Many in Minneapolis are worried Chauvin’s trial will be retraumatizing, particularly for Black teenagers who are at risk of suffering serious mental health consequences. More on that here. (And it’s been hard for journalists, too.)
Defense has raised the issue of George Floyd’s drug use. So has prosecution.
Prosecution and defense attorneys began laying out their strategies over Floyd’s use of drugs — something prosecutors contend isn’t a factor in Floyd’s death but the defense contends was. The state tried to short-circuit the defense’s tactic, first raised in opening statements, by bringing to the courtroom a key witness whose testimony suggested Floyd’s tolerance of drugs was high.
Floyd’s girlfriend since 2017, Courteney Ross, 45, was emotional from the start of questioning Thursday by prosecutor Matthew Frank. Both were addicted to opiates, Ross said.
Lead defense attorney Eric Nelson pointed out that Ross and Floyd also used drugs other than opiates. But when Frank resumed his questioning, he highlighted that Ross and Floyd had not died when they used those drugs. More on Courteney Ross here.
Multiple police officers questioned Derek Chauvin’s use of force
Three Minneapolis Police Department officials said Chauvin should have stopped his deadly use of force – the pressure of his knee on Floyd’s neck – once he had stopped resisting.
Chauvin pressed his knee against Floyd’s neck for 9 minutes and 29 seconds, not lifting it up until a paramedic gestured that he needed to place Floyd on a gurney. According to the prosecution’s account, for 2 ½ of those minutes, Floyd lay under Chauvin’s knee without a pulse.
It was “totally unnecessary,” said veteran Minneapolis police Lt. Richard Zimmerman. “First of all, holding him down to the ground, face-down, and putting your knee on the neck for that amount of time is uncalled for.”
Minneapolis police officers are trained on the “use of force continuum,” which means they are supposed to provide only the amount of force necessary and reasonable to counter a threat, up to deadly force – like a knee on the neck. Officers are required to constantly reevaluate that threat and the level of force needed: whether it’s a knee on the neck or grabbing someone’s arm by the elbow to lead them away.
“I saw no reason why the officers felt they were in danger, if that’s what they felt,” Zimmerman said Friday. “And that’s what they would have to feel to be able to use that kind of force.”

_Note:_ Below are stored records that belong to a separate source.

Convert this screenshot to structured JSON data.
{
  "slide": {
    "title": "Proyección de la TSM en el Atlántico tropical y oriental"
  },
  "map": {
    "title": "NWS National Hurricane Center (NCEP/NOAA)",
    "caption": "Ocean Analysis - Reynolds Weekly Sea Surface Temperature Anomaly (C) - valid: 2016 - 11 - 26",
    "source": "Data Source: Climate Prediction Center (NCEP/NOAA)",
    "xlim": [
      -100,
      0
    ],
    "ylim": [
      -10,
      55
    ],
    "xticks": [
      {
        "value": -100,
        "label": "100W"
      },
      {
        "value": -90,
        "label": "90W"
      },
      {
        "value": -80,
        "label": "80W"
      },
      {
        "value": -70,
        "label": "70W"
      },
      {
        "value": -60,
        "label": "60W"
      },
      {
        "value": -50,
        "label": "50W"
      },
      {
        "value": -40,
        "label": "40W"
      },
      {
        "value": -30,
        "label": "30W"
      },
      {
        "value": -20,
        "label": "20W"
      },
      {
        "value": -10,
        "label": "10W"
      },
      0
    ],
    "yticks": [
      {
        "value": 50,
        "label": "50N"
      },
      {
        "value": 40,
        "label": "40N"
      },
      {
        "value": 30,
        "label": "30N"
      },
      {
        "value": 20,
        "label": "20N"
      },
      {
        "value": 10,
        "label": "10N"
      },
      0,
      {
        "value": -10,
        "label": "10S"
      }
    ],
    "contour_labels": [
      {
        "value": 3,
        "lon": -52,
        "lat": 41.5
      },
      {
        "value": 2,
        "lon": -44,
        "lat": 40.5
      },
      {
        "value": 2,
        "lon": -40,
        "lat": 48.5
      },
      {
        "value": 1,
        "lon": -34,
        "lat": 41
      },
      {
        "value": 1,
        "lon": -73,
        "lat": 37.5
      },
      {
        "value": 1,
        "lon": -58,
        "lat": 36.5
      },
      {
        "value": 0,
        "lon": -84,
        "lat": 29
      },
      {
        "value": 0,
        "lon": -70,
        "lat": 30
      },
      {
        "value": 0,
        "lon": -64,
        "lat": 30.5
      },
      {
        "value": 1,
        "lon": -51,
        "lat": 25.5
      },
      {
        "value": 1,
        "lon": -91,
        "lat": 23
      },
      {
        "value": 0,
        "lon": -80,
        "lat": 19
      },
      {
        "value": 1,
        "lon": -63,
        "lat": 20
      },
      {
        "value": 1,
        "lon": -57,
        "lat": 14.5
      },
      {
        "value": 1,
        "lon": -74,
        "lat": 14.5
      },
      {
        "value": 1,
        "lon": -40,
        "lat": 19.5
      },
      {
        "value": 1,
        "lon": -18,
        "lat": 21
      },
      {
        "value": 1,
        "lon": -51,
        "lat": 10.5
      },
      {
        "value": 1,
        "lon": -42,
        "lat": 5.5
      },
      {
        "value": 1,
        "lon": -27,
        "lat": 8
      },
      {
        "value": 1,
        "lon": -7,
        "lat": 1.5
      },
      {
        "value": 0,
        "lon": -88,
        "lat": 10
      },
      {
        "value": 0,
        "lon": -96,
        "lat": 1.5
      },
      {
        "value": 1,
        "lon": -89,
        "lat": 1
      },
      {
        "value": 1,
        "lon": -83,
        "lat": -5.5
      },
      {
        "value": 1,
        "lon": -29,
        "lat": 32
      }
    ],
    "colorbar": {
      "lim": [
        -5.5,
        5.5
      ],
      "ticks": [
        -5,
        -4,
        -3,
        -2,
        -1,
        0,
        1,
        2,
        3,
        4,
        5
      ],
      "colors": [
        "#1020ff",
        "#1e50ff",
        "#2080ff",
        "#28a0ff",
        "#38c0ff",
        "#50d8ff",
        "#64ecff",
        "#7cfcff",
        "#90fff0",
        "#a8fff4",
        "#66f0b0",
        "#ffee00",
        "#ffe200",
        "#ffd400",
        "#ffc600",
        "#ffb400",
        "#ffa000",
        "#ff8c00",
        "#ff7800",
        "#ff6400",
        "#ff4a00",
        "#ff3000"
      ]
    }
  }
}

COVID-19 looms over proceedings
The coronavirus pandemic continues to affect the trial at the Hennepin County Government Center, where the courtroom holds up to 32 people at a time, separated in part by plastic barriers. (Last month, the judge mentioned during jury selection that he had received his first dose of vaccine.)
The limited capacity means just one person from each of Floyd and Chauvin’s families is allowed to be in the room at a time. Floyd’s brothers Rodney and Philonise, as well as his cousin Shareeduh Tate, were in the room at one point this week. No one was in the seat for Chauvin’s family.
Everyone in the courtroom has been wearing a face mask — except the witnesses and attorneys during questioning. That means it’s hard to make out some of the facial expressions of jurors, who are each seated at individual desks, spaced several feet apart. Chauvin, too, has been wearing a face mask as observes the proceedings and takes notes on a legal pad.